Sports Summit: ESPN Chief Skipper Says World Cup Will 'Dominate'Massive 190,000-square-foot studio simply how ESPN 'rolls' 6/19/2013 08:35:29 PM Eastern
The World Cup is just under a year away, and John Skipper, president of ESPN, Inc., could barely contain his excitement for the global TV property. He said the passion of the host nation, Brazil, coupled with mostly favorable (for U.S. viewers) kickoff times, will have Americans buzzing about soccer and tuning in to matches on ESPN in substantial numbers. "We think it's going to dominate what sports fans in this country are talking about," he said. "I think it's going to be monumental, and it's our intention to leave the bar for doing the World Cup very, very high."

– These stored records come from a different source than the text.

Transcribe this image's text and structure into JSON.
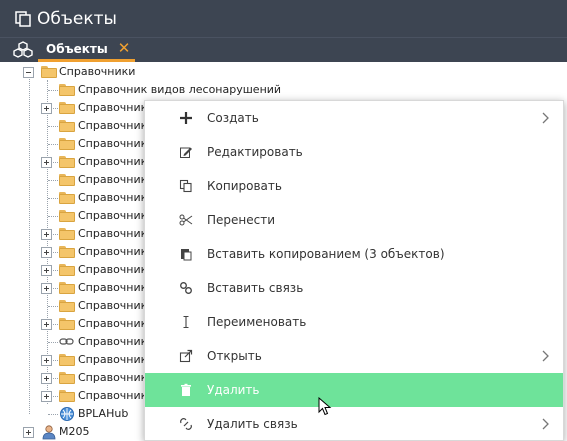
{
  "window": {
    "title": "Объекты"
  },
  "tab": {
    "label": "Объекты",
    "close_glyph": "✕"
  },
  "tree": [
    {
      "label": "Справочники",
      "depth": 0,
      "expander": "minus",
      "icon": "folder"
    },
    {
      "label": "Справочник видов лесонарушений",
      "depth": 1,
      "expander": "none",
      "icon": "folder"
    },
    {
      "label": "Справочник",
      "depth": 1,
      "expander": "plus",
      "icon": "folder"
    },
    {
      "label": "Справочник",
      "depth": 1,
      "expander": "none",
      "icon": "folder"
    },
    {
      "label": "Справочник",
      "depth": 1,
      "expander": "none",
      "icon": "folder"
    },
    {
      "label": "Справочник",
      "depth": 1,
      "expander": "plus",
      "icon": "folder"
    },
    {
      "label": "Справочник",
      "depth": 1,
      "expander": "none",
      "icon": "folder"
    },
    {
      "label": "Справочник",
      "depth": 1,
      "expander": "none",
      "icon": "folder"
    },
    {
      "label": "Справочник",
      "depth": 1,
      "expander": "none",
      "icon": "folder"
    },
    {
      "label": "Справочник",
      "depth": 1,
      "expander": "plus",
      "icon": "folder"
    },
    {
      "label": "Справочник",
      "depth": 1,
      "expander": "plus",
      "icon": "folder"
    },
    {
      "label": "Справочник",
      "depth": 1,
      "expander": "plus",
      "icon": "folder"
    },
    {
      "label": "Справочник",
      "depth": 1,
      "expander": "plus",
      "icon": "folder"
    },
    {
      "label": "Справочник",
      "depth": 1,
      "expander": "none",
      "icon": "folder"
    },
    {
      "label": "Справочник",
      "depth": 1,
      "expander": "plus",
      "icon": "folder"
    },
    {
      "label": "Справочник",
      "depth": 1,
      "expander": "none",
      "icon": "link"
    },
    {
      "label": "Справочник",
      "depth": 1,
      "expander": "plus",
      "icon": "folder"
    },
    {
      "label": "Справочник",
      "depth": 1,
      "expander": "plus",
      "icon": "folder"
    },
    {
      "label": "Справочник",
      "depth": 1,
      "expander": "plus",
      "icon": "folder"
    },
    {
      "label": "BPLAHub",
      "depth": 1,
      "expander": "none",
      "icon": "hub"
    },
    {
      "label": "M205",
      "depth": 0,
      "expander": "plus",
      "icon": "user"
    }
  ],
  "context_menu": {
    "items": [
      {
        "label": "Создать",
        "icon": "plus-icon",
        "submenu": true
      },
      {
        "label": "Редактировать",
        "icon": "edit-icon",
        "submenu": false
      },
      {
        "label": "Копировать",
        "icon": "copy-icon",
        "submenu": false
      },
      {
        "label": "Перенести",
        "icon": "scissors-icon",
        "submenu": false
      },
      {
        "label": "Вставить копированием (3 объектов)",
        "icon": "paste-icon",
        "submenu": false
      },
      {
        "label": "Вставить связь",
        "icon": "link-icon",
        "submenu": false
      },
      {
        "label": "Переименовать",
        "icon": "text-cursor-icon",
        "submenu": false
      },
      {
        "label": "Открыть",
        "icon": "open-icon",
        "submenu": true
      },
      {
        "label": "Удалить",
        "icon": "trash-icon",
        "submenu": false,
        "highlighted": true
      },
      {
        "label": "Удалить связь",
        "icon": "unlink-icon",
        "submenu": true
      }
    ],
    "highlight_color": "#6ee39a"
  },
  "colors": {
    "titlebar": "#3d4552",
    "accent": "#f0a030",
    "folder": "#f4c56a"
  }
}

Skipper keynoted the Sports Business & Technology Summit in Manhattan, taking questions from Mike Reynolds, Multichannel news editor. Skipper was effusive about ESPN's future, including its stunning 190,000-square-foot SportsCenter digital center pegged to open in spring 2014.
"It's the largest studio, I think, in the universe," he said with a smile. "That's kind of the way we roll."
Skipper said there'd be more playful "stunts" out of the studio, as opposed to staid anchors at the desk.
He welcomes the challenge from a new Fox sports cable net, saying it will make ESPN "smarter," and will raise the overall viewer demand for sports.
ESPN has no plans to launch a channel dedicated to women's sports, noted Skipper, saying they're already well represented on the various ESPN channels. He said the network's recent decision to shutter its 3D television efforts stemmed from the fact that not enough people opted to don the glasses for regular sports contests. 4K-resolution TV, on the other hand, is more like HD years ago, he said - the viewer simply flips the switch and enjoys a sharper picture.
TV Everywhere, Skipper added, is an ideal fit for ESPN's mostly DVR-proof live contests.
"We are happy to sell our networks to anybody," he said. "[But] you cannot get anything from ESPN networks for free. It should not be free when someone else is paying for it."